As published in The New York Times, under a pseudonym

This letter marked the birth of Raoul Djukanovic, my Serbian alter ego.

Despite its harrumphing rant about Western policy, it appeared in the paper faster than most of my stories, in which such thoughts weren’t Fit To Print.

By now, I’d lost all interest in my job.

To the Editor:

Re “U.S. and Allies Must Increase Aid to Balkans, a Panel Asserts” (news article, Dec. 9):

That it took a panel of 21 experts to establish the shortcomings of Western policy toward the Balkans is staggering.

The West may well be concerned about the stability of this volatile region, but its strategy for dealing with the threat is devoid of vision and divorced from reality.

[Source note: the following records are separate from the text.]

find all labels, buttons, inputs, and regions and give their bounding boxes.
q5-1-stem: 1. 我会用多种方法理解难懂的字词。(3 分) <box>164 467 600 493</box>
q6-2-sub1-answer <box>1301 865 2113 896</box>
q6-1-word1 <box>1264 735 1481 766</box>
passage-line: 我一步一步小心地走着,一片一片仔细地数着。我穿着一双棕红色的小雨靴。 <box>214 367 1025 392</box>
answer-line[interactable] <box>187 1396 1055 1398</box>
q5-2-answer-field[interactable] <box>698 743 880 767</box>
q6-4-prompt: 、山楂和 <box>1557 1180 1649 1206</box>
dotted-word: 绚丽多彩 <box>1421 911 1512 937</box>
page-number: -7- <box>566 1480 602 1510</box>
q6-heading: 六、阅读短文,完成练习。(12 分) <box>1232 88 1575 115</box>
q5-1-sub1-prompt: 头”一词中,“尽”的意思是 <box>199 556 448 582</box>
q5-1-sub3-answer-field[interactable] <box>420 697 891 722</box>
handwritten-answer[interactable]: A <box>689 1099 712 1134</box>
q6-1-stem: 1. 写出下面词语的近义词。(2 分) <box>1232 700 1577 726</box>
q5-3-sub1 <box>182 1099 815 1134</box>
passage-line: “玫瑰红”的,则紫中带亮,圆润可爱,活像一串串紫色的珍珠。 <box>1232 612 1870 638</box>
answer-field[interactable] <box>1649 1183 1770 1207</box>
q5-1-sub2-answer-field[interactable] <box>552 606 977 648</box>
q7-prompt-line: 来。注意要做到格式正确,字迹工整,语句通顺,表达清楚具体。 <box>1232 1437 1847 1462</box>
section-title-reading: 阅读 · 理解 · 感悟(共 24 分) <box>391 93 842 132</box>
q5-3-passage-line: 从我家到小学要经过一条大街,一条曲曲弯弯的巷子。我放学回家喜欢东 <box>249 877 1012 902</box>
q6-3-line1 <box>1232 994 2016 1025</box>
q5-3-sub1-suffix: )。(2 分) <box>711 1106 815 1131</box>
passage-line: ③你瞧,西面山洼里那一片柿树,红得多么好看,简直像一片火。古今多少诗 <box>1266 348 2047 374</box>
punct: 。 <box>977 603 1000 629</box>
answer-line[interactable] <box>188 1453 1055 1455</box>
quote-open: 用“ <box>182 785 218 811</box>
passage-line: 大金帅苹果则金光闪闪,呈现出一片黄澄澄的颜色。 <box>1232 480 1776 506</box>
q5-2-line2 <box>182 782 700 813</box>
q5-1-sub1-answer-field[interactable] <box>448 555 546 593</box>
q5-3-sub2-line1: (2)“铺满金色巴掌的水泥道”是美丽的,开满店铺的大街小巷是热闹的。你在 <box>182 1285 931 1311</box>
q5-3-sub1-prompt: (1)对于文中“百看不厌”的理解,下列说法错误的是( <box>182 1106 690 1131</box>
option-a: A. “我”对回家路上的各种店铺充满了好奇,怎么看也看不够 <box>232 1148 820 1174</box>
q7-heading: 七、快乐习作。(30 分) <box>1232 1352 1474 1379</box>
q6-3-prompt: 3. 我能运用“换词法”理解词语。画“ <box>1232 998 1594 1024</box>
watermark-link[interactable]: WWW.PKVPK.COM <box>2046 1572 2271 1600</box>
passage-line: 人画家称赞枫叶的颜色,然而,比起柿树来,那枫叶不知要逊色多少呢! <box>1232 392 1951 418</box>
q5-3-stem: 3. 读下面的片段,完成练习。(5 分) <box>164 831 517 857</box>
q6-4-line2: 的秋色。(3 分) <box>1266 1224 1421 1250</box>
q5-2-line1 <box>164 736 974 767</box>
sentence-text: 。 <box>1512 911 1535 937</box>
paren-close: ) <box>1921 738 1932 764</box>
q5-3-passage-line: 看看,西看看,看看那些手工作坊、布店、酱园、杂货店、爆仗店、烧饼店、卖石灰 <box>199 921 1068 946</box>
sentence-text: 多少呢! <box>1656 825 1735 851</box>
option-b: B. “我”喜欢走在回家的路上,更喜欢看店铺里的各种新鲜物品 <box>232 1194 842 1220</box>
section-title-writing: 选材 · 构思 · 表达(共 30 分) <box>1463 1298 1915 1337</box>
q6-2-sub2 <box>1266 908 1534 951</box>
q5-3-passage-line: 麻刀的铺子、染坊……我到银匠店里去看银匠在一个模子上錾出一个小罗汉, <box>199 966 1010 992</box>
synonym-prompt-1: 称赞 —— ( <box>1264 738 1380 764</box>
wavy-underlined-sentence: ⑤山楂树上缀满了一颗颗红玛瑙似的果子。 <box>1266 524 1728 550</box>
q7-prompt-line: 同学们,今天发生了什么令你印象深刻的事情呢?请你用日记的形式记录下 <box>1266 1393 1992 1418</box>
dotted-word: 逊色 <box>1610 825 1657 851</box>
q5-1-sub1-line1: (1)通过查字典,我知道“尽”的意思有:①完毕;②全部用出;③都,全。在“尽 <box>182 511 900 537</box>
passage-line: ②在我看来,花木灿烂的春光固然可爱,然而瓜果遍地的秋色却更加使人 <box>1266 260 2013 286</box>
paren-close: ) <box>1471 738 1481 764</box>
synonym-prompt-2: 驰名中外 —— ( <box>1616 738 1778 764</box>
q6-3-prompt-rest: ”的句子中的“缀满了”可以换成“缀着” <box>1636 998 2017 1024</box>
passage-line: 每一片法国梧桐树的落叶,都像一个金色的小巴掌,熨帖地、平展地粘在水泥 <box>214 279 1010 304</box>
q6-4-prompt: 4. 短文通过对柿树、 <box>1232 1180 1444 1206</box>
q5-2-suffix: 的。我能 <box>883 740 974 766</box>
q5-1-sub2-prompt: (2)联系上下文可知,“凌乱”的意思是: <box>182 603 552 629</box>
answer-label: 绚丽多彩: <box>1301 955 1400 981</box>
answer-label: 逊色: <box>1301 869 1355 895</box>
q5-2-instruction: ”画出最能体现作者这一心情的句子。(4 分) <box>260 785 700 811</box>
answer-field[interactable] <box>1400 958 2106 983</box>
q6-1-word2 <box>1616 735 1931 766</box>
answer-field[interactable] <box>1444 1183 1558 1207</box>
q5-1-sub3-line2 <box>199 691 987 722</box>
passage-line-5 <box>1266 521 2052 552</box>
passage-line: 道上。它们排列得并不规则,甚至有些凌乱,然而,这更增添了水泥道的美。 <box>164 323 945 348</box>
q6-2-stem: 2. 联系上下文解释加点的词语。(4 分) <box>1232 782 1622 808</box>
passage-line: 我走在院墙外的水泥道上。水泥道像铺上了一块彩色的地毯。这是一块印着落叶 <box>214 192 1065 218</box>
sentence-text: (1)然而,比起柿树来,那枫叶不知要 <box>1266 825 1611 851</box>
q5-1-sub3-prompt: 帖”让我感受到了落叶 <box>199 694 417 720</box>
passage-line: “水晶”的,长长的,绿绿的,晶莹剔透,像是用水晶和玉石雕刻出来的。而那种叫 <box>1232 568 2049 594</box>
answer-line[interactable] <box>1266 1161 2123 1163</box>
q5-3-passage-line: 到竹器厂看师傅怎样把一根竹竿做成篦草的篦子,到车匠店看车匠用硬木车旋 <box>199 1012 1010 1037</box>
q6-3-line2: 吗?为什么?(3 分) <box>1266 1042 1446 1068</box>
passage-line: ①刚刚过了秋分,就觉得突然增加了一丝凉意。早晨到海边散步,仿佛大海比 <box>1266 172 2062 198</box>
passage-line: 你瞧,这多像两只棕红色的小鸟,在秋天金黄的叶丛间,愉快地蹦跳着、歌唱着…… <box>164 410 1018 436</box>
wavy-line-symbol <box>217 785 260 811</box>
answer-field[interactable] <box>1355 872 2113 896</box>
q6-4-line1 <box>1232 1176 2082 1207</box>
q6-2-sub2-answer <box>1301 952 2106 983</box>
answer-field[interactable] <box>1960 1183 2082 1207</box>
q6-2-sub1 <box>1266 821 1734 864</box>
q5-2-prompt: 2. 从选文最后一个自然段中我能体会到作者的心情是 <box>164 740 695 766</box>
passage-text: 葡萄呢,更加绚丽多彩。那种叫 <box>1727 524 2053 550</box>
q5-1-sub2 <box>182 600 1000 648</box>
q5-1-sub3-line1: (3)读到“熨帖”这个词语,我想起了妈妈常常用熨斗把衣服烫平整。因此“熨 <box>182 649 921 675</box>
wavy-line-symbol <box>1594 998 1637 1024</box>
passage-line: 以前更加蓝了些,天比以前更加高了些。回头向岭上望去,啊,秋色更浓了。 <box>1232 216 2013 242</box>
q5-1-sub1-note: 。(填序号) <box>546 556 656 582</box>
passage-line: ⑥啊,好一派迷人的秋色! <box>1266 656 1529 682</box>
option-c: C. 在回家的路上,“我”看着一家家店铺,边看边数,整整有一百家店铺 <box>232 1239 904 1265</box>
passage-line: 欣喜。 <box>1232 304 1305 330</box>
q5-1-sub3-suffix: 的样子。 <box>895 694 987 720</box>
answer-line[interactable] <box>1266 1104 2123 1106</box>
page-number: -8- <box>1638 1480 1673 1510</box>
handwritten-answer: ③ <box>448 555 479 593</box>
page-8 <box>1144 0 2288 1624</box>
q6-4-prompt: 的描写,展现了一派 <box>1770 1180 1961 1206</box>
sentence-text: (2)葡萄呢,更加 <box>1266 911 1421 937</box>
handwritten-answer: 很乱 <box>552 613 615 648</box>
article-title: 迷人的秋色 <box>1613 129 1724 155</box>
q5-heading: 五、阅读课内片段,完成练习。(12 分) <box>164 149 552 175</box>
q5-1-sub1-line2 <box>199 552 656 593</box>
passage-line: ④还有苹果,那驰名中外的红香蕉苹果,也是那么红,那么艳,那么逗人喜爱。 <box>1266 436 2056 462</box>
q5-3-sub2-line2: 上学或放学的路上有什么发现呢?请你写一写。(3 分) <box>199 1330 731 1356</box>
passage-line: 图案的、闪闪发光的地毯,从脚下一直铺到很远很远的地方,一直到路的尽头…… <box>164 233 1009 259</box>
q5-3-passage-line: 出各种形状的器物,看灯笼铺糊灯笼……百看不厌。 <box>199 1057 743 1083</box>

The countries of the Balkans have democratic governments, but there is virtually no incentive for them to undertake any sort of ambitious reform, other than to avoid another diplomatic dressing down when political and economic stagnation create new headaches.

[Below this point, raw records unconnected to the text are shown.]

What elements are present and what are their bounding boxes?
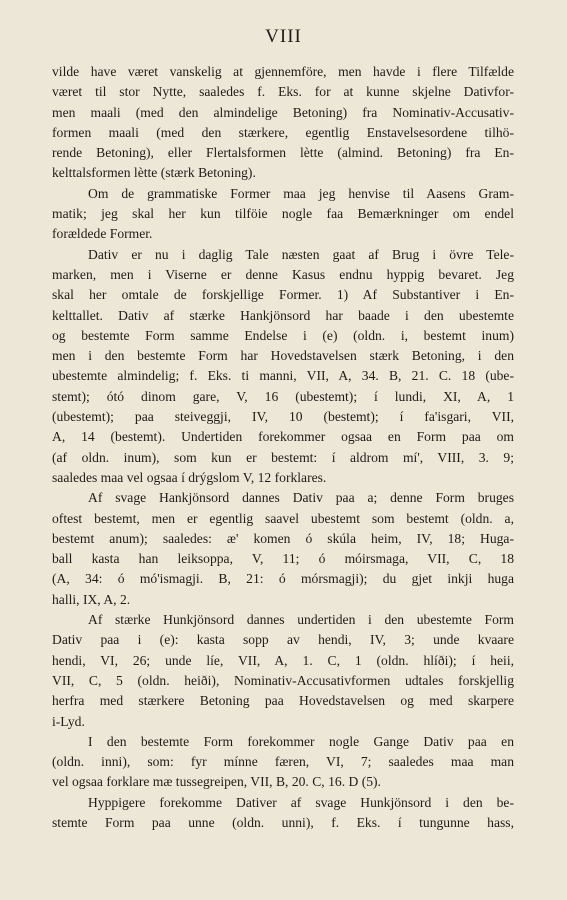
text-line: kelttalsformen lètte (stærk Betoning). <box>52 165 256 181</box>
text-line: forældede Former. <box>52 226 153 242</box>
text-line: (af oldn. inum), som kun er bestemt: í aldrom mí', VIII, 3. 9; <box>52 449 514 465</box>
text-line: oftest bestemt, men er egentlig saavel ubestemt som bestemt (oldn. a, <box>52 510 514 526</box>
text-line: skal her omtale de forskjellige Former. 1) Af Substantiver i En- <box>52 287 514 303</box>
text-line: været til stor Nytte, saaledes f. Eks. for at kunne skjelne Dativfor- <box>52 84 514 100</box>
text-line: Dativ paa i (e): kasta sopp av hendi, IV, 3; unde kvaare <box>52 632 514 648</box>
text-line: ball kasta han leiksoppa, V, 11; ó móirsmaga, VII, C, 18 <box>52 551 514 567</box>
text-line: halli, IX, A, 2. <box>52 591 131 607</box>
text-line: marken, men i Viserne er denne Kasus endnu hyppig bevaret. Jeg <box>52 266 514 282</box>
text-line: (ubestemt); paa steiveggji, IV, 10 (bestemt); í fa'isgari, VII, <box>52 409 514 425</box>
text-line: herfra med stærkere Betoning paa Hovedstavelsen og med skarpere <box>52 693 514 709</box>
text-line: kelttallet. Dativ af stærke Hankjönsord har baade i den ubestemte <box>52 307 514 323</box>
text-line: rende Betoning), eller Flertalsformen lètte (almind. Betoning) fra En- <box>52 145 514 161</box>
text-line: stemt); ótó dinom gare, V, 16 (ubestemt); í lundi, XI, A, 1 <box>52 388 514 404</box>
text-line: Hyppigere forekomme Dativer af svage Hunkjönsord i den be- <box>88 794 514 810</box>
text-line: Dativ er nu i daglig Tale næsten gaat af Brug i övre Tele- <box>88 246 514 262</box>
text-line: hendi, VI, 26; unde líe, VII, A, 1. C, 1 (oldn. hlíði); í heii, <box>52 652 514 668</box>
text-line: bestemt anum); saaledes: æ' komen ó skúla heim, IV, 18; Huga- <box>52 530 514 546</box>
text-line: (A, 34: ó mó'ismagji. B, 21: ó mórsmagji); du gjet inkji huga <box>52 571 514 587</box>
text-line: matik; jeg skal her kun tilföie nogle faa Bemærkninger om endel <box>52 206 514 222</box>
text-line: og bestemte Form samme Endelse i (e) (oldn. i, bestemt inum) <box>52 327 514 343</box>
text-line: men i den bestemte Form har Hovedstavelsen stærk Betoning, i den <box>52 348 514 364</box>
text-line: vilde have været vanskelig at gjennemföre, men havde i flere Tilfælde <box>52 64 514 79</box>
text-line: Om de grammatiske Former maa jeg henvise til Aasens Gram- <box>88 185 514 201</box>
text-line: formen maali (med den stærkere, egentlig Enstavelsesordene tilhö- <box>52 124 514 140</box>
text-line: Af stærke Hunkjönsord dannes undertiden i den ubestemte Form <box>88 612 514 628</box>
body-text <box>52 62 514 833</box>
text-line: A, 14 (bestemt). Undertiden forekommer ogsaa en Form paa om <box>52 429 514 445</box>
text-line: men maali (med den almindelige Betoning) fra Nominativ-Accusativ- <box>52 104 514 120</box>
text-line: I den bestemte Form forekommer nogle Gange Dativ paa en <box>88 733 514 749</box>
text-line: stemte Form paa unne (oldn. unni), f. Eks. í tungunne hass, <box>52 814 514 830</box>
text-line: ubestemte almindelig; f. Eks. ti manni, VII, A, 34. B, 21. C. 18 (ube- <box>52 368 514 384</box>
text-line: vel ogsaa forklare mæ tussegreipen, VII, B, 20. C, 16. D (5). <box>52 774 381 790</box>
text-line: VII, C, 5 (oldn. heiði), Nominativ-Accusativformen udtales forskjellig <box>52 672 514 688</box>
page-number: VIII <box>265 26 302 47</box>
text-line: saaledes maa vel ogsaa í drýgslom V, 12 forklares. <box>52 469 327 485</box>
text-line: (oldn. inni), som: fyr mínne færen, VI, 7; saaledes maa man <box>52 754 514 770</box>
text-line: i-Lyd. <box>52 713 85 729</box>
text-line: Af svage Hankjönsord dannes Dativ paa a; denne Form bruges <box>88 490 514 506</box>
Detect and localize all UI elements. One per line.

A distant promise of possible admission to Europe’s elite clubs is no substitute for intelligent policy making. Instead of patting each other on the back for keeping a lid on conflicts, Western officials should consider how they can become a catalyst for change in the Balkans by investing heavily in economic revival.

Otherwise, they’ll be playing nanny to this region for a long time to come.


Belgrade, Serbia, Dec. 10, 2002

A friend’s satirical answer is appended.

Subject: Re: fear and loathing in the balkans
Date: Fri, 13 Dec 2002 17:59:10 +0100

Dear Raoul,

We thank you for your insightful letter, which my some of my Times colleagues and I with experience in the tragedy of the Balkans found quite moving. It was a plangent plea for genuine engagement which went to the heart of the crisis of Western understanding.

We would like to know more about you, and in particular whether you write regularly in some capacity about the neuroses of your homeland, of which many of us here remember with a bittersweet admixture of fondness and abhorrence.

The Times is not an institution to rest on its laurels. We are anxious these days that our coverage of your part of the world be as best as it can be, and for reasons we will not go into, we are not entirely comfortable that this is the case today.

If you are interested in collaboration, which is well remunerated, please give me a call.

Yours sincerely,

J. Everton Dunwoody 3rd
Post-Crisis Editor
The New York Times

Perhaps I should have applied for a second salary.